Sri Upadhyaya urges that in the instant case, the directions being given by the Inspecting Assistant Commissioner under section 144A of the Act are being challenged and there being no appeal or other remedy against that, that could be challenged only in a writ petition. We, on the facts and circumstances of this case, do not agree with the submission either. The Inspecting Assistant Commissioner has not taken any new stand, but the view which he took that the minor beneficiaries had become full-fledged partners in the firm by a colourful device resorted to by the firm, was already held by the Income-tax Officer and, therefore, the latter issued notices under sections 186 and 148 of the Act before the petitioner invoked the jurisdiction of the Inspecting Assistant Commissioner under section 144A of the Act.

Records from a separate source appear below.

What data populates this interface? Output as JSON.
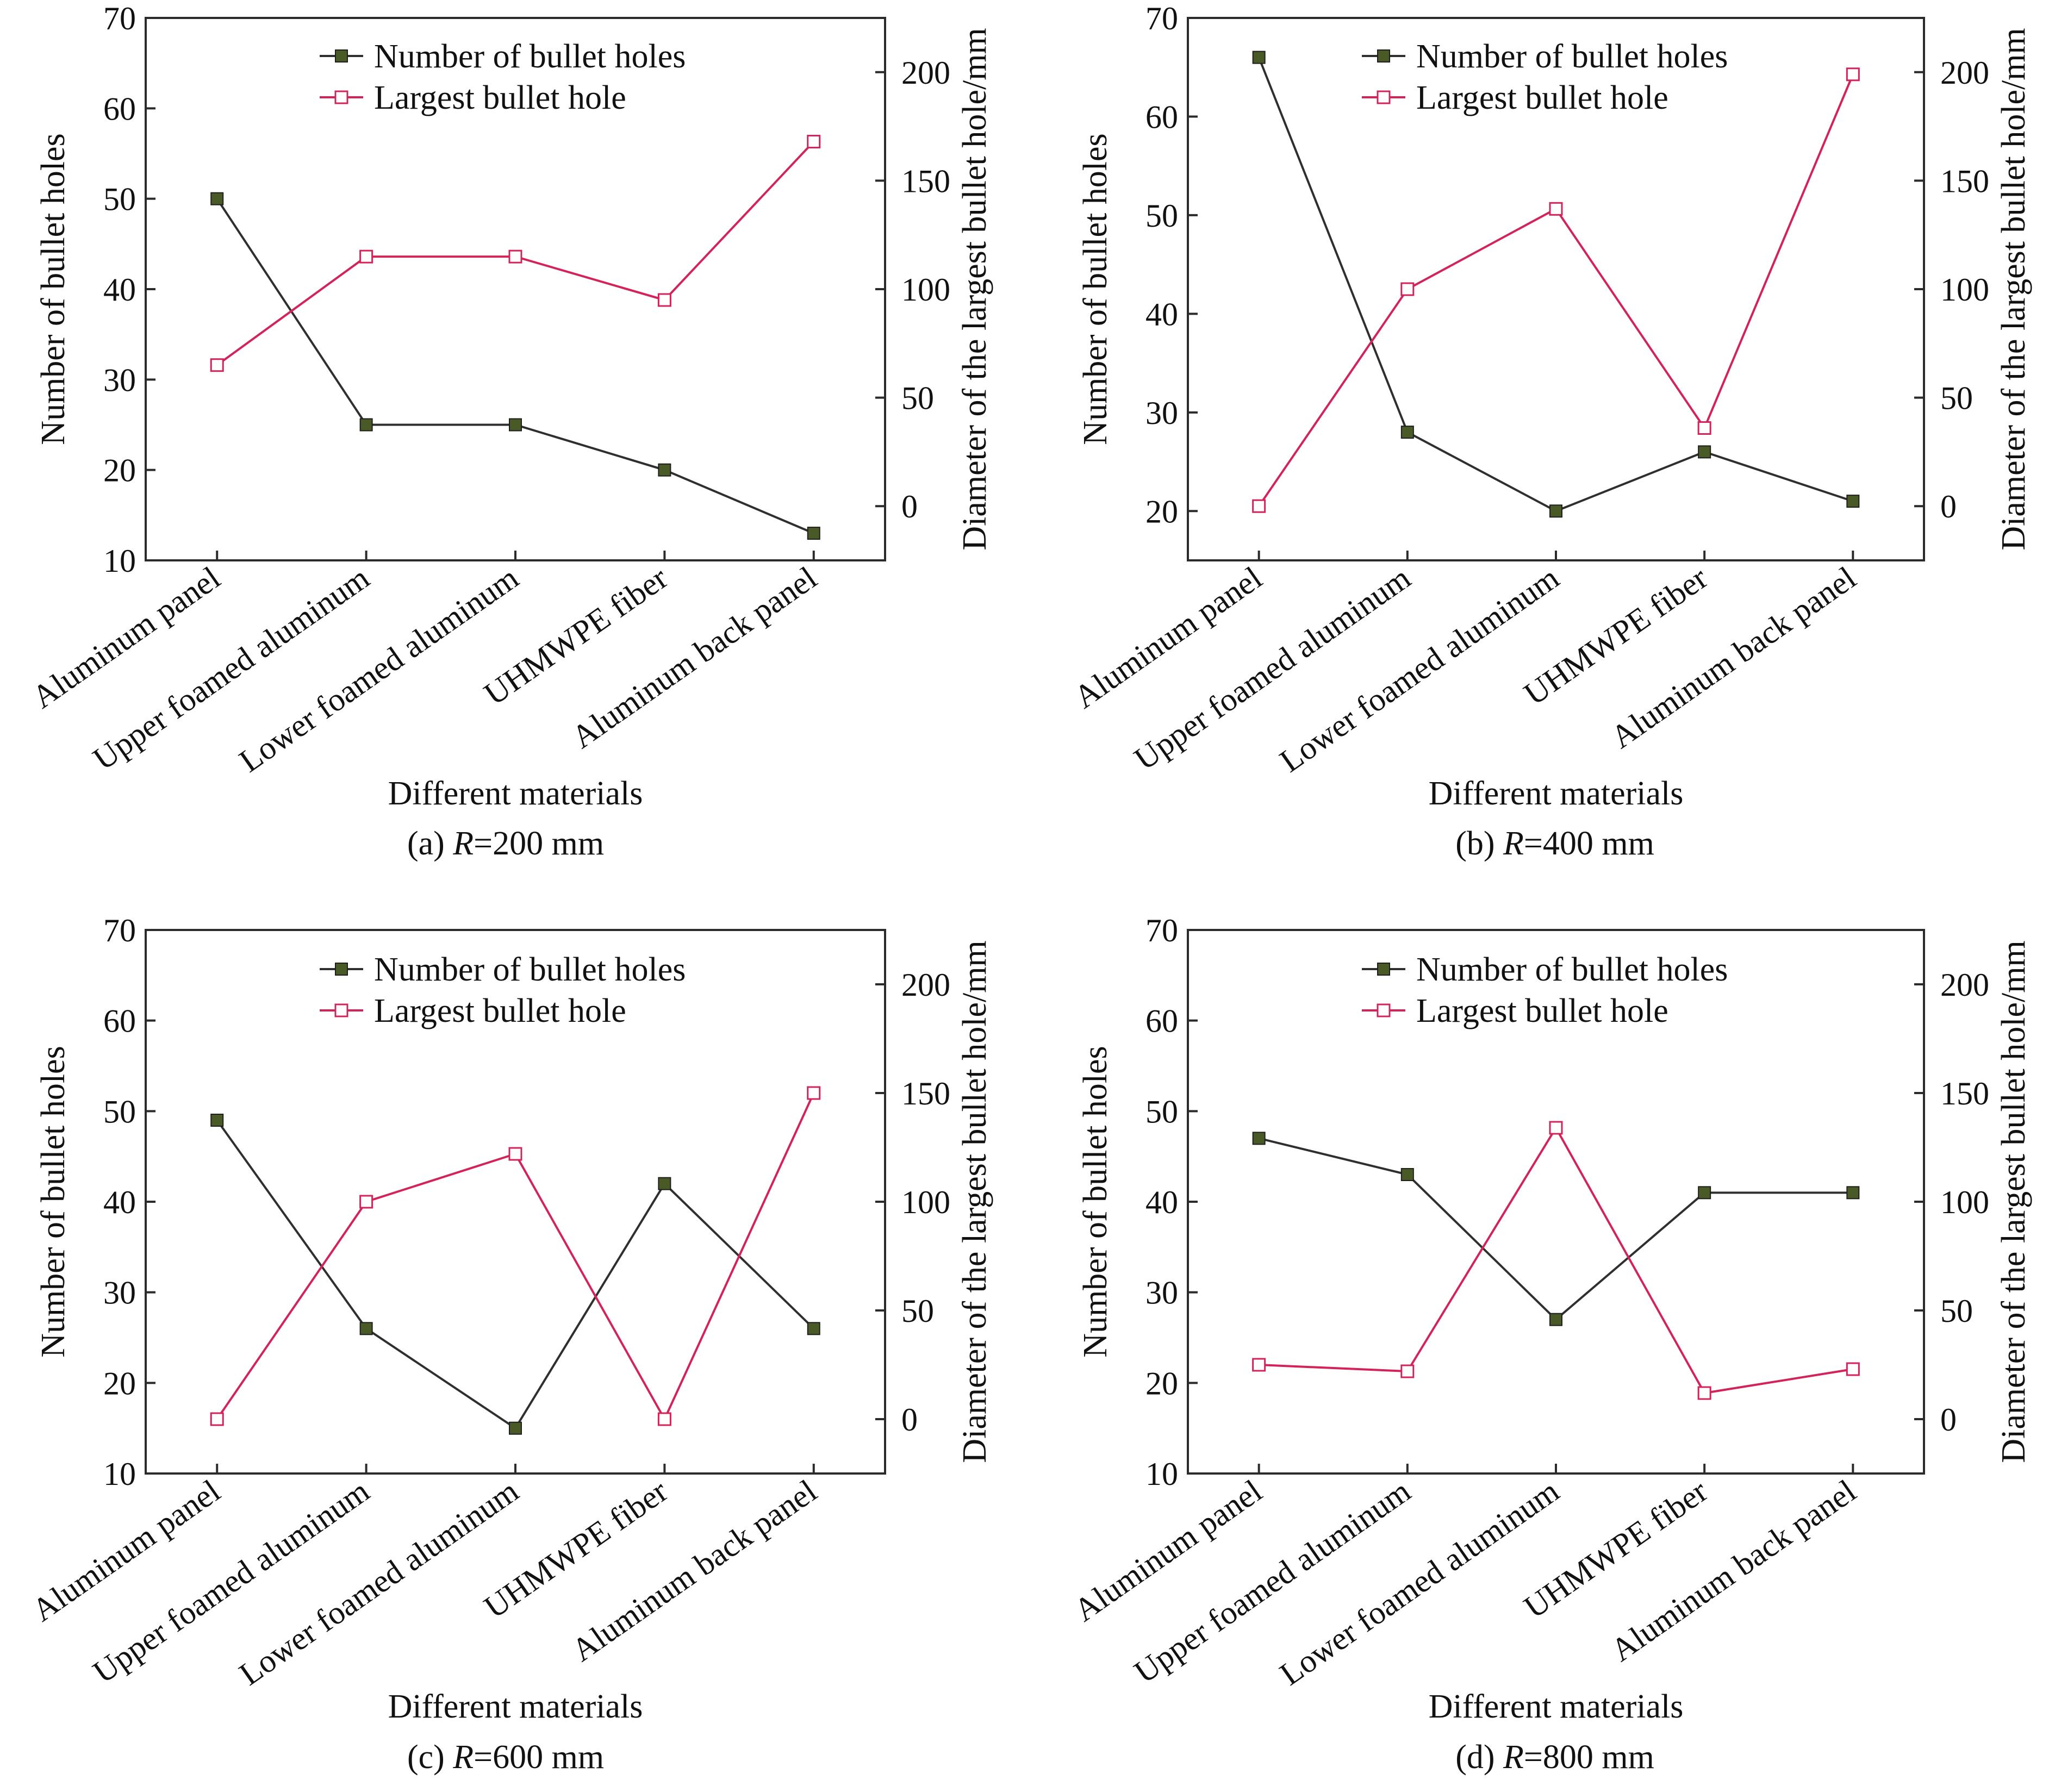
{
  "figure": {
    "panels": [
      {
        "caption_prefix": "(a) ",
        "caption_var": "R",
        "caption_suffix": "=200 mm",
        "xlabel": "Different materials",
        "ylabel_left": "Number of bullet holes",
        "ylabel_right": "Diameter of the largest bullet hole/mm"
      },
      {
        "caption_prefix": "(b) ",
        "caption_var": "R",
        "caption_suffix": "=400 mm",
        "xlabel": "Different materials",
        "ylabel_left": "Number of bullet holes",
        "ylabel_right": "Diameter of the largest bullet hole/mm"
      },
      {
        "caption_prefix": "(c) ",
        "caption_var": "R",
        "caption_suffix": "=600 mm",
        "xlabel": "Different materials",
        "ylabel_left": "Number of bullet holes",
        "ylabel_right": "Diameter of the largest bullet hole/mm"
      },
      {
        "caption_prefix": "(d) ",
        "caption_var": "R",
        "caption_suffix": "=800 mm",
        "xlabel": "Different materials",
        "ylabel_left": "Number of bullet holes",
        "ylabel_right": "Diameter of the largest bullet hole/mm"
      }
    ]
  },
  "colors": {
    "number_series": "#2f2f2f",
    "number_marker": "#4a5a26",
    "largest_series": "#d2245a",
    "largest_marker_fill": "#ffffff"
  },
  "chart_data": [
    {
      "type": "line",
      "categories": [
        "Aluminum panel",
        "Upper foamed aluminum",
        "Lower foamed aluminum",
        "UHMWPE fiber",
        "Aluminum back panel"
      ],
      "series": [
        {
          "name": "Number of bullet holes",
          "axis": "left",
          "values": [
            50,
            25,
            25,
            20,
            13
          ]
        },
        {
          "name": "Largest bullet hole",
          "axis": "right",
          "values": [
            65,
            115,
            115,
            95,
            168
          ]
        }
      ],
      "xlabel": "Different materials",
      "ylabel_left": "Number of bullet holes",
      "ylabel_right": "Diameter of the largest bullet hole/mm",
      "ylim_left": [
        10,
        70
      ],
      "yticks_left": [
        10,
        20,
        30,
        40,
        50,
        60,
        70
      ],
      "ylim_right": [
        -25,
        225
      ],
      "yticks_right": [
        0,
        50,
        100,
        150,
        200
      ],
      "legend_position": "top-center",
      "grid": false
    },
    {
      "type": "line",
      "categories": [
        "Aluminum panel",
        "Upper foamed aluminum",
        "Lower foamed aluminum",
        "UHMWPE fiber",
        "Aluminum back panel"
      ],
      "series": [
        {
          "name": "Number of bullet holes",
          "axis": "left",
          "values": [
            66,
            28,
            20,
            26,
            21
          ]
        },
        {
          "name": "Largest bullet hole",
          "axis": "right",
          "values": [
            0,
            100,
            137,
            36,
            199
          ]
        }
      ],
      "xlabel": "Different materials",
      "ylabel_left": "Number of bullet holes",
      "ylabel_right": "Diameter of the largest bullet hole/mm",
      "ylim_left": [
        15,
        70
      ],
      "yticks_left": [
        20,
        30,
        40,
        50,
        60,
        70
      ],
      "ylim_right": [
        -25,
        225
      ],
      "yticks_right": [
        0,
        50,
        100,
        150,
        200
      ],
      "legend_position": "top-center",
      "grid": false
    },
    {
      "type": "line",
      "categories": [
        "Aluminum panel",
        "Upper foamed aluminum",
        "Lower foamed aluminum",
        "UHMWPE fiber",
        "Aluminum back panel"
      ],
      "series": [
        {
          "name": "Number of bullet holes",
          "axis": "left",
          "values": [
            49,
            26,
            15,
            42,
            26
          ]
        },
        {
          "name": "Largest bullet hole",
          "axis": "right",
          "values": [
            0,
            100,
            122,
            0,
            150
          ]
        }
      ],
      "xlabel": "Different materials",
      "ylabel_left": "Number of bullet holes",
      "ylabel_right": "Diameter of the largest bullet hole/mm",
      "ylim_left": [
        10,
        70
      ],
      "yticks_left": [
        10,
        20,
        30,
        40,
        50,
        60,
        70
      ],
      "ylim_right": [
        -25,
        225
      ],
      "yticks_right": [
        0,
        50,
        100,
        150,
        200
      ],
      "legend_position": "top-center",
      "grid": false
    },
    {
      "type": "line",
      "categories": [
        "Aluminum panel",
        "Upper foamed aluminum",
        "Lower foamed aluminum",
        "UHMWPE fiber",
        "Aluminum back panel"
      ],
      "series": [
        {
          "name": "Number of bullet holes",
          "axis": "left",
          "values": [
            47,
            43,
            27,
            41,
            41
          ]
        },
        {
          "name": "Largest bullet hole",
          "axis": "right",
          "values": [
            25,
            22,
            134,
            12,
            23
          ]
        }
      ],
      "xlabel": "Different materials",
      "ylabel_left": "Number of bullet holes",
      "ylabel_right": "Diameter of the largest bullet hole/mm",
      "ylim_left": [
        10,
        70
      ],
      "yticks_left": [
        10,
        20,
        30,
        40,
        50,
        60,
        70
      ],
      "ylim_right": [
        -25,
        225
      ],
      "yticks_right": [
        0,
        50,
        100,
        150,
        200
      ],
      "legend_position": "top-center",
      "grid": false
    }
  ]
}
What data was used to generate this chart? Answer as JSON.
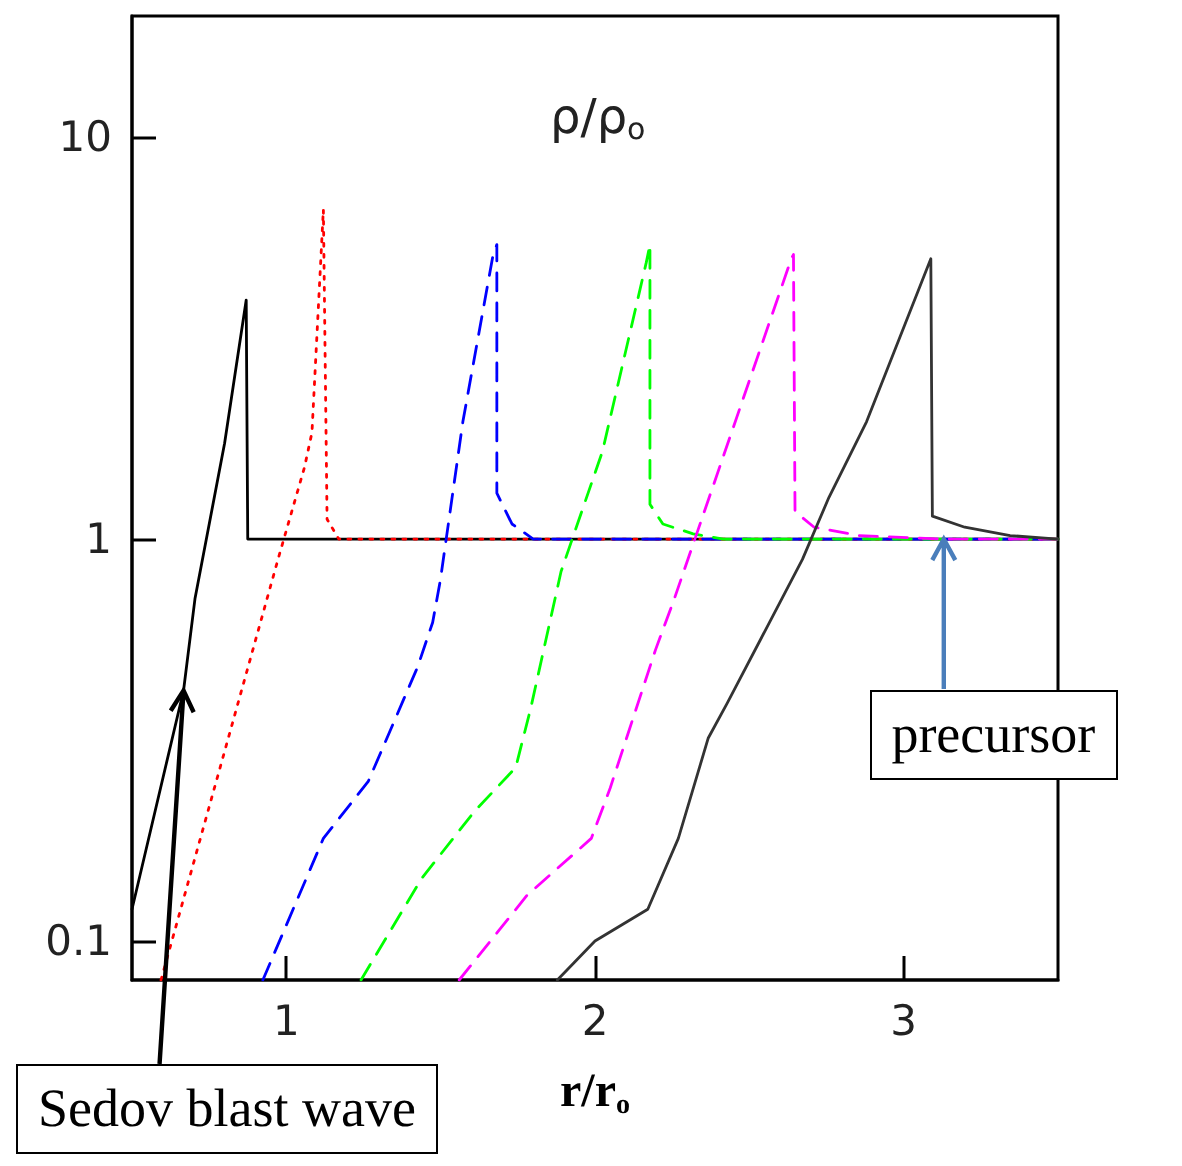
{
  "chart_data": {
    "type": "line",
    "title": "ρ/ρ$_{o}$",
    "xlabel": "r/r$_{o}$",
    "xlim": [
      0.5,
      3.5
    ],
    "xticks": [
      1,
      2,
      3
    ],
    "ylim": [
      0.08,
      20
    ],
    "yticks": [
      0.1,
      1,
      10
    ],
    "log": "y",
    "grid": false,
    "marker": "none",
    "series": [
      {
        "color": "#000000",
        "line_style": "solid",
        "x": [
          0.5,
          0.667,
          0.704,
          0.8,
          0.87,
          0.875,
          3.5
        ],
        "values": [
          0.12,
          0.42,
          0.71,
          1.73,
          3.93,
          1,
          1
        ]
      },
      {
        "color": "#ff0000",
        "line_style": "dotted",
        "x": [
          0.594,
          0.973,
          1.059,
          1.083,
          1.12,
          1.132,
          1.17,
          3.5
        ],
        "values": [
          0.08,
          0.89,
          1.51,
          1.84,
          6.6,
          1.12,
          1,
          1
        ]
      },
      {
        "color": "#0000ff",
        "line_style": "dashed",
        "x": [
          0.924,
          1.12,
          1.266,
          1.425,
          1.474,
          1.499,
          1.572,
          1.67,
          1.682,
          1.682,
          1.731,
          1.8,
          3.5
        ],
        "values": [
          0.08,
          0.18,
          0.25,
          0.48,
          0.62,
          0.79,
          1.96,
          5.1,
          5.4,
          1.3,
          1.09,
          1,
          1
        ]
      },
      {
        "color": "#00ff00",
        "line_style": "dashed",
        "x": [
          1.242,
          1.438,
          1.609,
          1.743,
          1.792,
          1.89,
          2.024,
          2.166,
          2.178,
          2.178,
          2.22,
          2.318,
          2.416,
          3.5
        ],
        "values": [
          0.08,
          0.143,
          0.21,
          0.27,
          0.38,
          0.83,
          1.65,
          4.87,
          5.4,
          1.22,
          1.09,
          1.03,
          1,
          1
        ]
      },
      {
        "color": "#ff00ff",
        "line_style": "dashed",
        "x": [
          1.56,
          1.78,
          1.988,
          2.049,
          2.196,
          2.257,
          2.636,
          2.643,
          2.648,
          2.71,
          2.856,
          3.125,
          3.5
        ],
        "values": [
          0.08,
          0.13,
          0.18,
          0.24,
          0.53,
          0.71,
          4.98,
          5.1,
          1.17,
          1.07,
          1.02,
          1,
          1
        ]
      },
      {
        "color": "#333333",
        "line_style": "solid",
        "x": [
          1.878,
          2.0,
          2.171,
          2.27,
          2.367,
          2.428,
          2.672,
          2.758,
          2.88,
          3.088,
          3.093,
          3.198,
          3.345,
          3.5
        ],
        "values": [
          0.08,
          0.1,
          0.12,
          0.18,
          0.32,
          0.39,
          0.89,
          1.27,
          1.96,
          4.98,
          1.14,
          1.07,
          1.02,
          1
        ]
      }
    ],
    "annotations": [
      {
        "text": "Sedov blast wave",
        "x": 0.667,
        "y": 0.42
      },
      {
        "text": "precursor",
        "x": 3.13,
        "y": 1
      }
    ]
  }
}
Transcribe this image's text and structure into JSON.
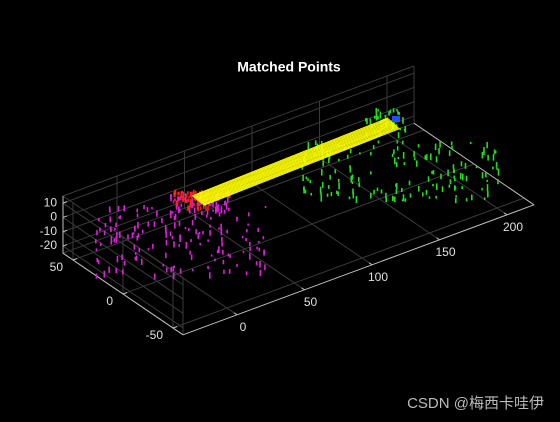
{
  "chart_data": {
    "type": "scatter3",
    "title": "Matched Points",
    "xlim": [
      -40,
      220
    ],
    "ylim": [
      -60,
      60
    ],
    "zlim": [
      -25,
      15
    ],
    "xticks": [
      0,
      50,
      100,
      150,
      200
    ],
    "yticks": [
      -50,
      0,
      50
    ],
    "zticks": [
      -20,
      -10,
      0,
      10
    ],
    "grid": true
  },
  "watermark": "CSDN @梅西卡哇伊"
}
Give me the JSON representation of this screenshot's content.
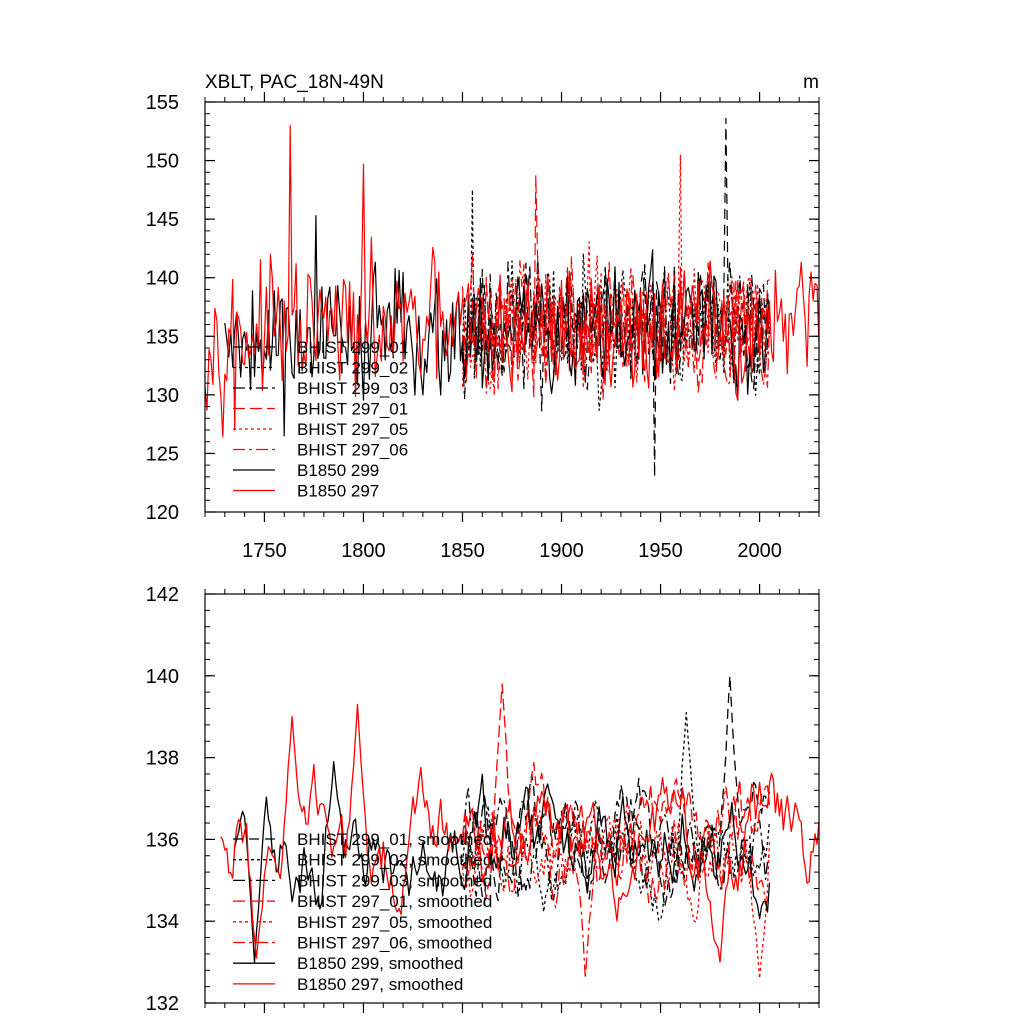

Sri Upadhyaya rightly pointed out that the Inspecting Assistant Commissioner confirmed the view of the Income-tax Officer By confirmation, no new cause of action arises and no writ petition can lie against the order confirming the view of the Income-tax Officer, but, in substance, the grievance of the petitioner is against the notices being issued by the Income-tax Officer and against the orders to be passed by the Income-tax Officer pursuant to such notices, statutory remedy of appeal is available. But the facts emerging from the case being clear and the legal position as viewed by the respondents being patently erroneous, we are inclined to exercise our extraordinary jurisdiction in this case. 13. For the above reasons, the writ petition succeeds and is allowed. The notices (annexures "1" and "2" to the writ petition) and the directions of the Inspecting Assistant Commissioner as contained in annexure "6" to the writ petition are quashed. Respondent No. 2 is directed to grant registration to the petitioner for the assessment year 1986-87 and complete the assessment proceedings for that year in the status of a registered firm.